Additionally, the self-winding mechanism benefits from substantially enhanced bidirectional winding efficiency, notably thanks to the rotor’s mounting on a ball bearing and to a system of new-generation reversing wheels.The oscillator, the strategic heart of the watch and guarantor of its precision, also took advantage of telling innovations.
A larger balance wheel, equipped with the Rolex micrometric regulating system via Microstella nuts, contributes to the movement’s precision. In keeping with the architecture of Rolex calibres, it is held in place by a traversing balance bridge, fixed at both sides to improve resistance to shocks and vibrations. But one of the most spectacular developments introduced on the oscillator of the new Cosmograph Daytona is the Parachrom hairspring.
Developed, patented and entirely manufactured by Rolex in an alloy of niobium, zirconium and oxygen, the Parachrom hairspring has exceptional qualities that greatly increase the movement’s precision by significantly enhancing its resistance to perturbation. It is also insensitive to magnetic fields, extremely stable in the face of temperature variations and is unaffected by the thousands of small shocks a watch is subjected to in daily wear. It remains up to 10 times more precise than a traditional hairspring.
The new calibre 4130 was also the first Rolex calibre to have it s name engraved on the oscillating weight: a curving “Daytona” in red letters echoing the name on the dial. Two details on the dial show that the watch was fitted with the new movement. First, the horizontal positioning of both chronograph counters – the small-seconds was moved from its usual position at 9 o’clock to the bottom of the dial at 6 o’clock.
Secondly, the minute and hour counters are aligned slightly above the centre of the dial, an aesthetic signature that enhances the visual balance of the dial and underlines the meticulous attention to detail so typical of Rolex. Contrary to its predecessors, no additional new inscription appears on the dial of the new Cosmograph Daytona.
In 2016, the aesthetics of the steel Cosmograph Daytona have evolved again. A superbly sculpted, smooth and lustrous high-technology monobloc Cerachrom bezel in black ceramic, has been introduced in place of the engraved metal bezel.

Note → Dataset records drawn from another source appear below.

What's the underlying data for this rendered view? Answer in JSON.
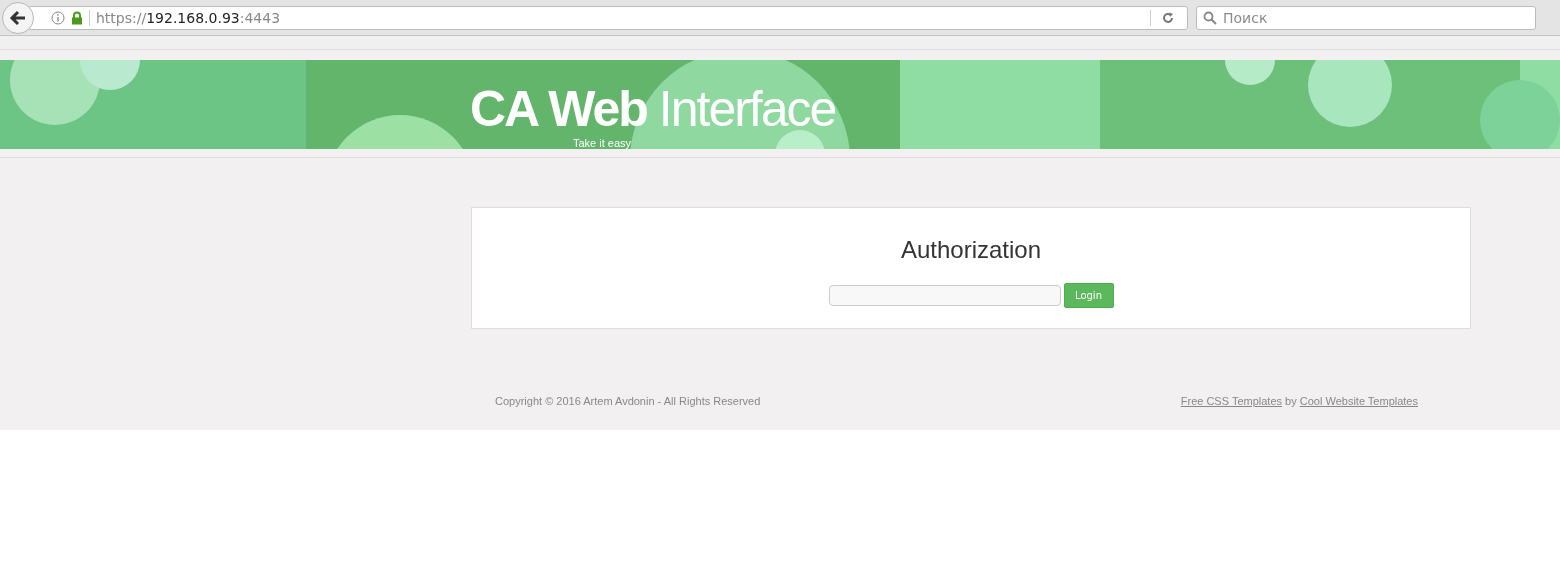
{
  "browser": {
    "url": {
      "scheme": "https://",
      "host": "192.168.0.93",
      "port": ":4443"
    },
    "search": {
      "placeholder": "Поиск"
    }
  },
  "header": {
    "title": "**CA Web** Interface",
    "tagline": "Take it easy"
  },
  "auth": {
    "heading": "Authorization",
    "button": "Login"
  },
  "footer": {
    "copyright": "Copyright © 2016 Artem Avdonin - All Rights Reserved",
    "links": [
      {
        "text": "Free CSS Templates"
      },
      {
        "text": "Cool Website Templates"
      }
    ],
    "joiner": "by"
  }
}
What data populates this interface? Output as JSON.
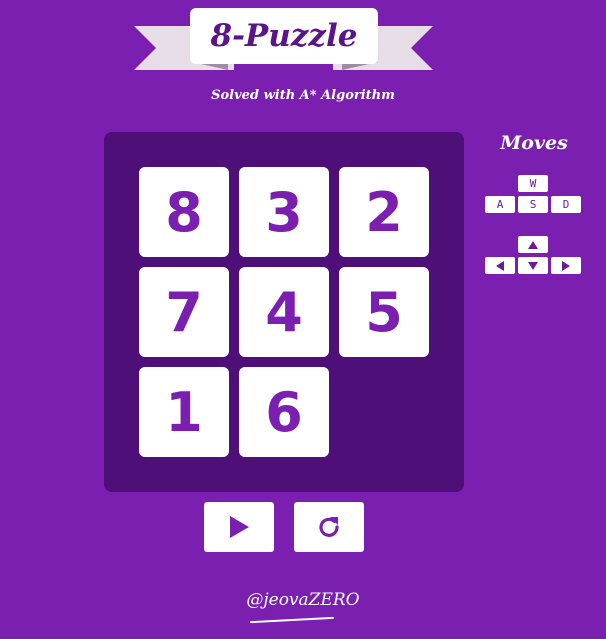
{
  "header": {
    "title": "8-Puzzle",
    "subtitle": "Solved with A* Algorithm"
  },
  "board": {
    "tiles": [
      {
        "label": "8"
      },
      {
        "label": "3"
      },
      {
        "label": "2"
      },
      {
        "label": "7"
      },
      {
        "label": "4"
      },
      {
        "label": "5"
      },
      {
        "label": "1"
      },
      {
        "label": "6"
      }
    ],
    "empty_cell": "row 3, column 3"
  },
  "controls": {
    "play_icon": "play-icon",
    "reset_icon": "refresh-icon"
  },
  "moves": {
    "label": "Moves",
    "wasd": {
      "up": "W",
      "left": "A",
      "down": "S",
      "right": "D"
    },
    "arrows": [
      "arrow-up-icon",
      "arrow-left-icon",
      "arrow-down-icon",
      "arrow-right-icon"
    ]
  },
  "footer": {
    "credit": "@jeovaZERO"
  },
  "colors": {
    "background": "#7b1fb0",
    "board": "#4f0f79",
    "tile": "#ffffff",
    "tile_text": "#7b1fb0",
    "title_text": "#5b148a"
  }
}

This visual and technical evolution represents a nod to history and the 1965 model, also fitted with a black bezel insert, but in Plexiglas.
|Rolex Cosmograph Daytona, 2016|
This innovative Cerachrom bezel, developed and patented by Rolex, offers a number of advantages. Its hardness makes it virtually scratch-proof, it keeps its colour despite the effects of UV rays and it is corrosion-resistant. In addition to this extreme durability, the numerals on the tachymetric scale are exceptionally legible, thanks to a process developed by Rolex. The graduations are first moulded in the ceramic before it is fired at 1,500° C, then coated with a thin layer of platinum via PVD (Physical Vapour Deposition).
The clear definition obtained through this process, together with the contrast of the platinum against the black ceramic, lends peerless legibility to the bezel of the 2016 Daytona.
The design of the graduations has also evolved with numerals and triangular markers around the edge of the bezel. The monobloc Cerachrom bezel is made in a single piece and holds the crystal firmly in place on the middle case, ensuring waterproofness.
This exclusive component first appeared in 2011 on 18 ct Everose gold Daytona before being fitted in 2013 on the 950 platinum version celebrating the Cosmograph Daytona’s 50th anniversary.